Zou de oorwurm van The Scene zich als een verstekeling in het hoofd van de Staatssecretaris verschanst hebben tot in de studio van Radio 1 de volgende dag? “Ik ben voor Schengen”, zei hij daar, “maar we zijn misschien wat te ver gegaan.” Daarbij voorbijgaand aan het feit dat het Schengenakkoord van vrij verkeer geen cadeautje was aan de burgers, maar een terugkeer naar een de facto situatie van voor WO I. Heel dat gedoe met afgesloten grenzen is immers een uitvinding van amper 100 jaar geleden. Er vlogen toen ook al vliegtuigen rond, maar er vielen nog geen vluchtelingen uit landingsgestellen.

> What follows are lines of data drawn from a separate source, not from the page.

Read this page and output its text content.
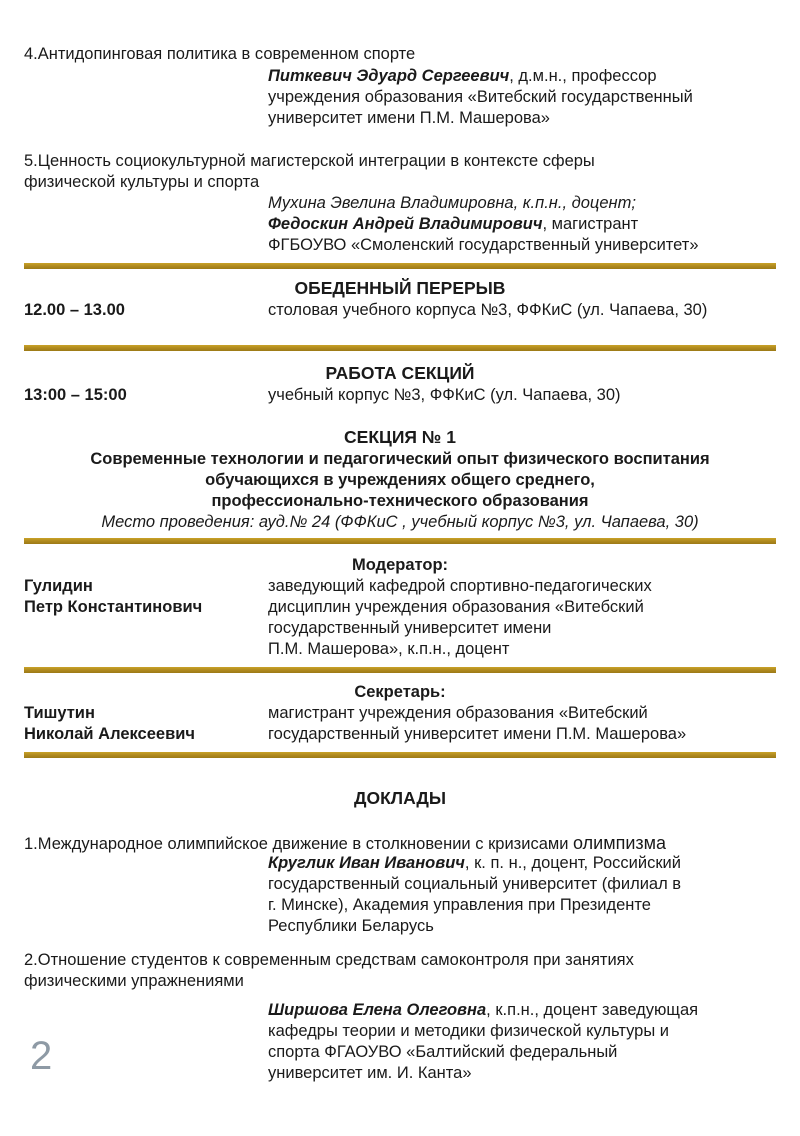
4.Антидопинговая политика в современном спорте
Питкевич Эдуард Сергеевич, д.м.н., профессор
учреждения образования «Витебский государственный
университет имени П.М. Машерова»
5.Ценность социокультурной магистерской интеграции в контексте сферы
физической культуры и спорта
Мухина Эвелина Владимировна, к.п.н., доцент;
Федоскин Андрей Владимирович, магистрант
ФГБОУВО «Смоленский государственный университет»
ОБЕДЕННЫЙ ПЕРЕРЫВ
12.00 – 13.00	столовая учебного корпуса №3, ФФКиС (ул. Чапаева, 30)
РАБОТА СЕКЦИЙ
13:00 – 15:00	учебный корпус №3, ФФКиС (ул. Чапаева, 30)
СЕКЦИЯ № 1
Современные технологии и педагогический опыт физического воспитания
обучающихся в учреждениях общего среднего,
профессионально-технического образования
Место проведения: ауд.№ 24 (ФФКиС , учебный корпус №3, ул. Чапаева, 30)
Модератор:
Гулидин
Петр Константинович
заведующий кафедрой спортивно-педагогических
дисциплин учреждения образования «Витебский
государственный университет имени
П.М. Машерова», к.п.н., доцент
Секретарь:
Тишутин
Николай Алексеевич
магистрант учреждения образования «Витебский
государственный университет имени П.М. Машерова»
ДОКЛАДЫ
1.Международное олимпийское движение в столкновении с кризисами олимпизма
Круглик Иван Иванович, к. п. н., доцент, Российский
государственный социальный университет (филиал в
г. Минске), Академия управления при Президенте
Республики Беларусь
2.Отношение студентов к современным средствам самоконтроля при занятиях
физическими упражнениями
Ширшова Елена Олеговна, к.п.н., доцент заведующая
кафедры теории и методики физической культуры и
спорта ФГАОУВО «Балтийский федеральный
университет им. И. Канта»
2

Francken staat natuurlijk niet alleen met zijn visie. Ook andere landen hebben het moeilijk met het sussen van de controlefreak in zich. Beieren en Oostenrijk, ooit nog zo verlekkerd op het verenigingsidee ten tijde van de Anschluss, zien plots toch meer heil (pun not intended) in goeie, ouderwets gemütliche grenscontroles. Groot-Britannië, dat haar grenzen olijk verschoof van Ierland tot India, wou zelfs niet meespelen met Schengen en in Frankrijk jeuken de visumbladerende vingers alweer.

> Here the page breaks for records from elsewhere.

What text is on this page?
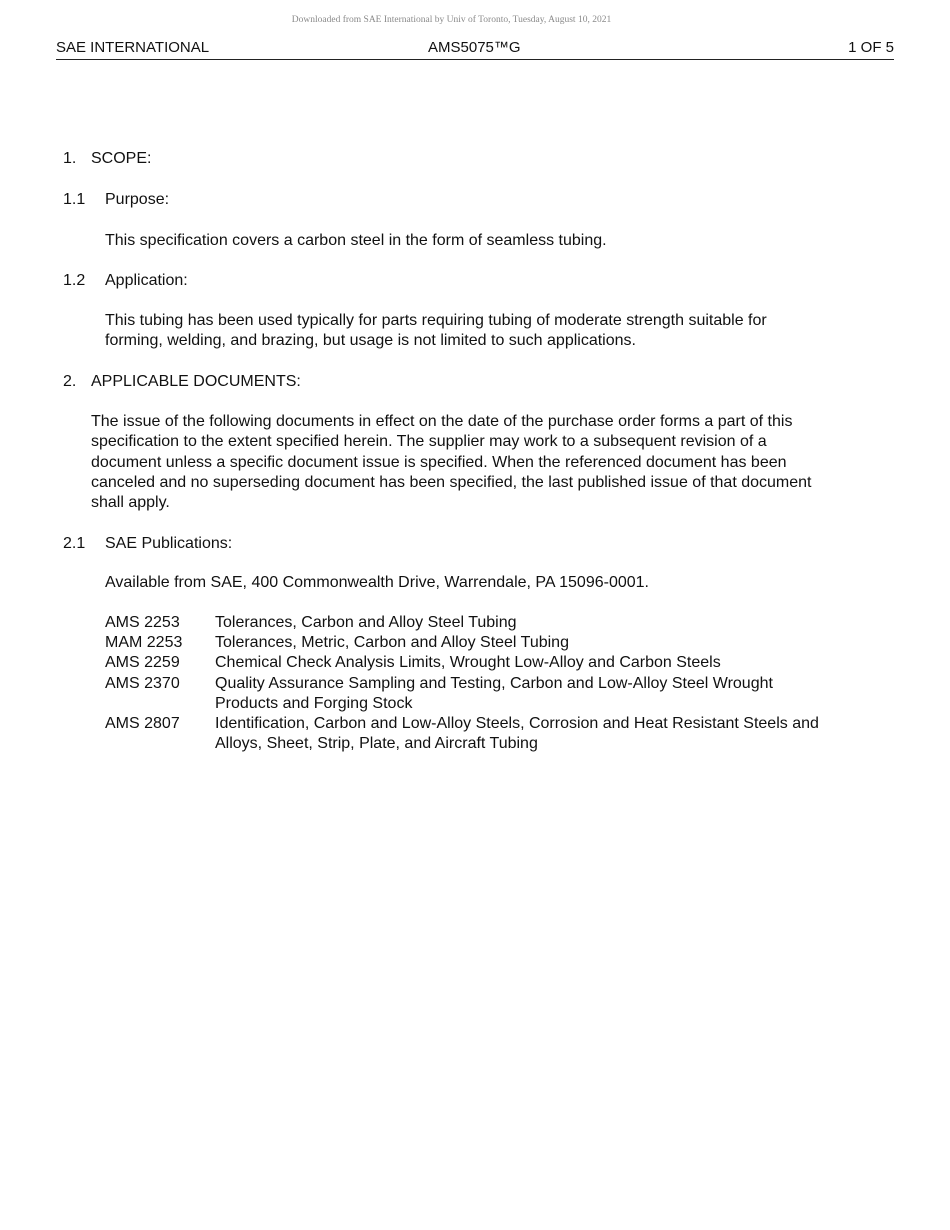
Downloaded from SAE International by Univ of Toronto, Tuesday, August 10, 2021
SAE INTERNATIONAL	AMS5075™G	1 OF 5
1. SCOPE:
1.1 Purpose:
This specification covers a carbon steel in the form of seamless tubing.
1.2 Application:
This tubing has been used typically for parts requiring tubing of moderate strength suitable for
forming, welding, and brazing, but usage is not limited to such applications.
2. APPLICABLE DOCUMENTS:
The issue of the following documents in effect on the date of the purchase order forms a part of this
specification to the extent specified herein. The supplier may work to a subsequent revision of a
document unless a specific document issue is specified. When the referenced document has been
canceled and no superseding document has been specified, the last published issue of that document
shall apply.
2.1 SAE Publications:
Available from SAE, 400 Commonwealth Drive, Warrendale, PA 15096-0001.
AMS 2253	Tolerances, Carbon and Alloy Steel Tubing
MAM 2253	Tolerances, Metric, Carbon and Alloy Steel Tubing
AMS 2259	Chemical Check Analysis Limits, Wrought Low-Alloy and Carbon Steels
AMS 2370	Quality Assurance Sampling and Testing, Carbon and Low-Alloy Steel Wrought
Products and Forging Stock
AMS 2807	Identification, Carbon and Low-Alloy Steels, Corrosion and Heat Resistant Steels and
Alloys, Sheet, Strip, Plate, and Aircraft Tubing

Wanneer het vrije verkeer van personen binnen de Schengenruimte in vraag wordt gesteld, dreigen we weer een stap terug te zetten. Maar ach, Echternach ligt niet zo ver van Schengen. Even wachten en dan kunnen we er dus weer drie vooruit. Ooit breiden we die Schengenzone uit tot de hele bol. Dat zal niet meer voor mijn generatie zijn. Maar er komt een dag dat die denkbeeldige lijnen over de aardbol één van de vele schandvlekken uit het verleden zullen zijn. Net als Apartheid, kolonisatie, slavernij en andere, ooit vanzelfsprekende, menselijke verzinsels. We hebben dat niveau van beschaving nog niet bereikt, maar het moment komt wanneer men in scholen aan verdwaasde leerlingen ook hierover zal onderwijzen: “Toen dachten de mensen nog dat…” Thé Lau was een dromer. Dromers zijn visionairen wier dromen nog niet zijn uitgekomen.
Op één punt hebben critici gelijk. Schengen is niet van deze tijd. Het stamt uit een tijd van voor het cynisme. Toen we nog gefixeerd waren op verenigen in plaats van verdelen. Dromen waren toen nog van iedereen.